Novel concept 1 occurrence

Temporality of the For-itself

ELI5

Imagine time doesn't actually belong to the world of solid, unchanging things — it belongs to you, because you're the one who is always looking ahead to what's coming and back at what's passed. Things just sit there; it's your restless, never-finished way of existing that makes the world seem like it flows.

Definition

The Temporality of the For-itself names Sartre's ontological thesis that time — as a structured, continuous field of past, present, and future — is not an intrinsic property of being-in-itself but is rather "ecstatically" projected onto it by the For-itself's own nihilating structure. Being-in-itself is radically a-temporal: it simply is what it is, without internal differentiation, negativity, or succession. The For-itself, by contrast, is constitutively temporal because it is never coincident with itself — it is always already (a past it has been) and not-yet (a future toward which it projects), and it is this gap-ridden, ekstatic structure that throws temporal form onto the massive, undifferentiated plenitude of the In-itself. The "temporality" that appears on the side of being-in-itself is therefore a "pure phantom," an apparent succession of externally related instants that has no genuine inner connection — it is the shadow cast by the For-itself's own self-dispossession rather than a feature of the in-itself as such.
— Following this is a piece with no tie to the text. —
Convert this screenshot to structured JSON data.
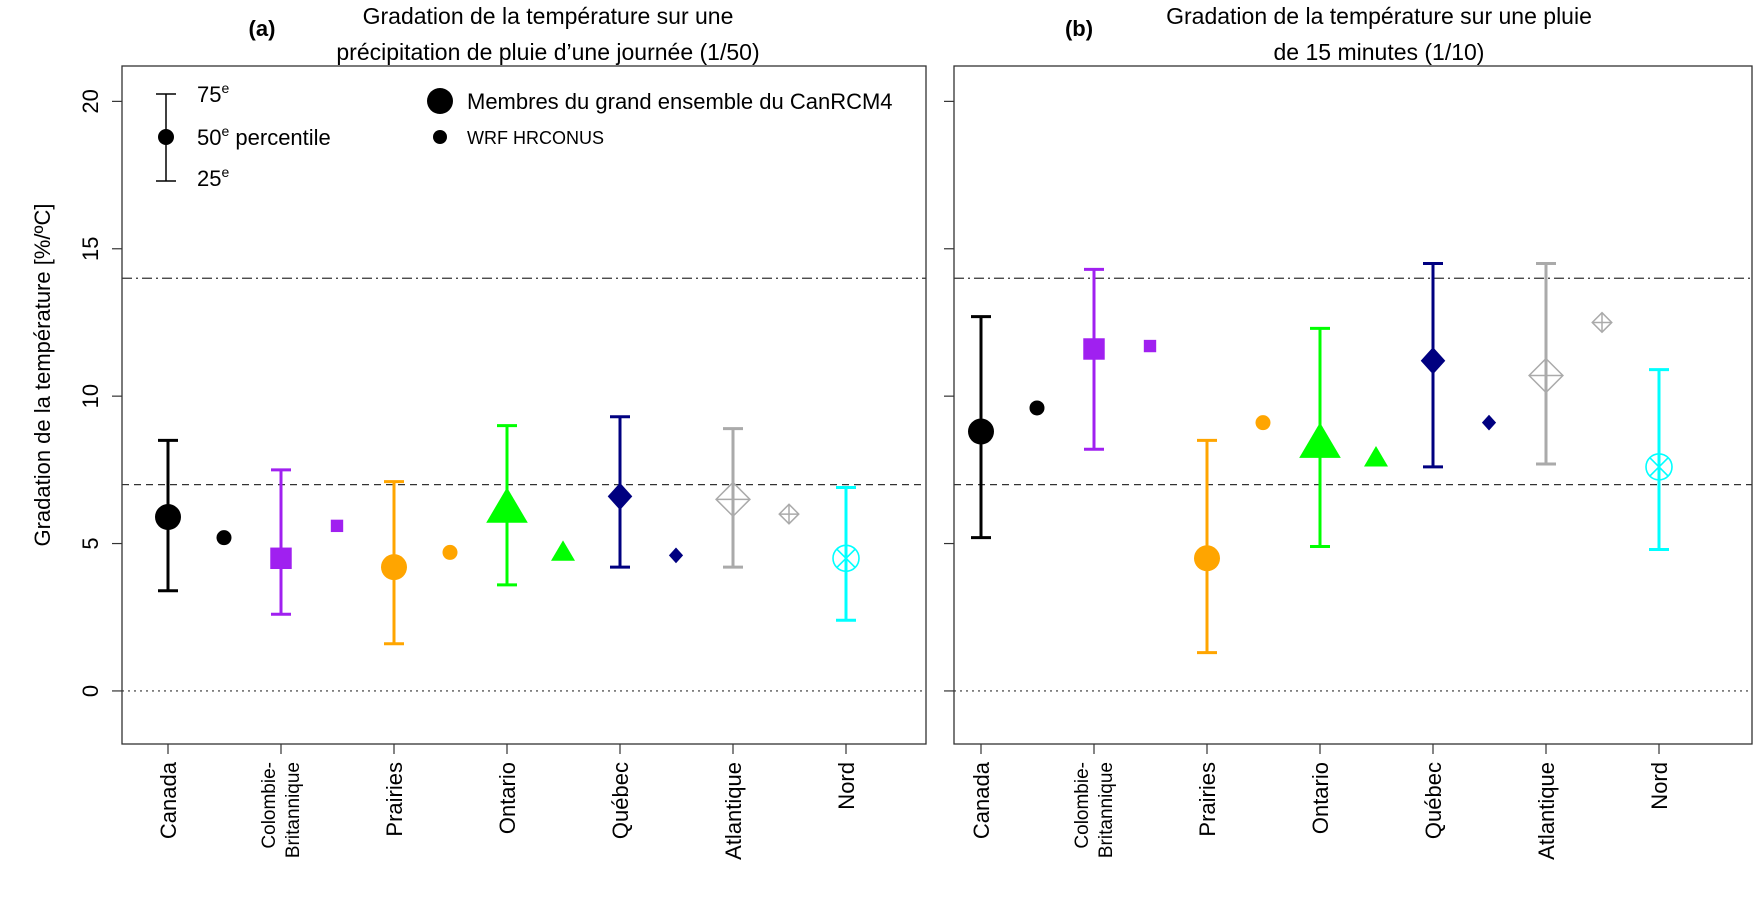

This analysis has ramifications beyond time as such: it grounds Sartre's ontological account of causality, apparition, and abolition. Because the In-itself has no intrinsic becoming, the relations of before/after, cause/effect, and appearance/disappearance are ambiguous phenomena that straddle the For-itself/In-itself dyad — they neither belong fully to consciousness nor to the brute plenitude of being, but arise in the gap between them. The For-itself "directs the explosion of its temporality" against the In-itself and, in so doing, lends the world its apparent dynamic character while remaining, as nihilating nothingness, the invisible condition of that dynamism.

Place in the corpus

This concept appears in jean-paul-sartre-hazel-barnes-being-and-nothingness-an-essay-on-phenomenological (p.205) and sits at the intersection of several cross-referenced canonicals. Most directly, it is a specification of the In-itself/For-itself dyad: the Temporality of the For-itself is the temporal modality of that ontological split, showing how the For-itself's constitutive negativity (its "not-being-what-it-is") generates the appearance of temporal flow for a being that is itself inert. In relation to Consciousness, this concept represents the Sartrean counter-position to the Lacanian corpus: where Lacan treats consciousness as secondary, opaque, and structured by the unconscious, Sartre's For-itself is radically transparent and is itself the very source of temporal revelation — consciousness is not derivative of a deeper structure but is the ontological ground from which temporality springs. This is the Sartrean privilege of consciousness that the Lacanian corpus systematically dismantles.

In relation to Mediation, the Temporality of the For-itself functions as a form of mediation between the subject and the world: the For-itself does not encounter temporality as a ready-made given but installs it through its own ecstatic structure, thereby mediating the relationship between nihilating consciousness and the a-temporal plenitude of the In-itself. Unlike Lacanian or Hegelian mediation — which always involves a third term (language, the Other, the schema) — Sartrean temporal mediation is internal to the For-itself itself, requiring no external symbolic relay. The concept also touches on Negation and Identity: because the For-itself is never identical to itself (it is always not-yet and already), it is constitutively negative, and this self-difference is precisely what generates the temporal dimension that identity-with-itself (the In-itself) cannot possess.

Key formulations

Being and Nothingness: An Essay on Phenomenological OntologyJean-Paul Sartre · 1943 (p.205)

The For-itself directs the explosion of its temporality against the whole length of the revealed in-itself as though against the length of an immense and monotonous wall of which it can not see the end.

The phrase "explosion of its temporality" is theoretically loaded because it figures temporalization not as a passive unfolding but as a violent, centrifugal act issuing from the For-itself outward — the For-itself does not receive time but detonates it. The image of the "immense and monotonous wall" simultaneously captures the In-itself's character: undifferentiated, static, without horizon or end, it has no intrinsic temporality of its own; it is only the relentless ekstatic thrust of the For-itself that gives the wall an apparent length — that is, an apparent temporal extension.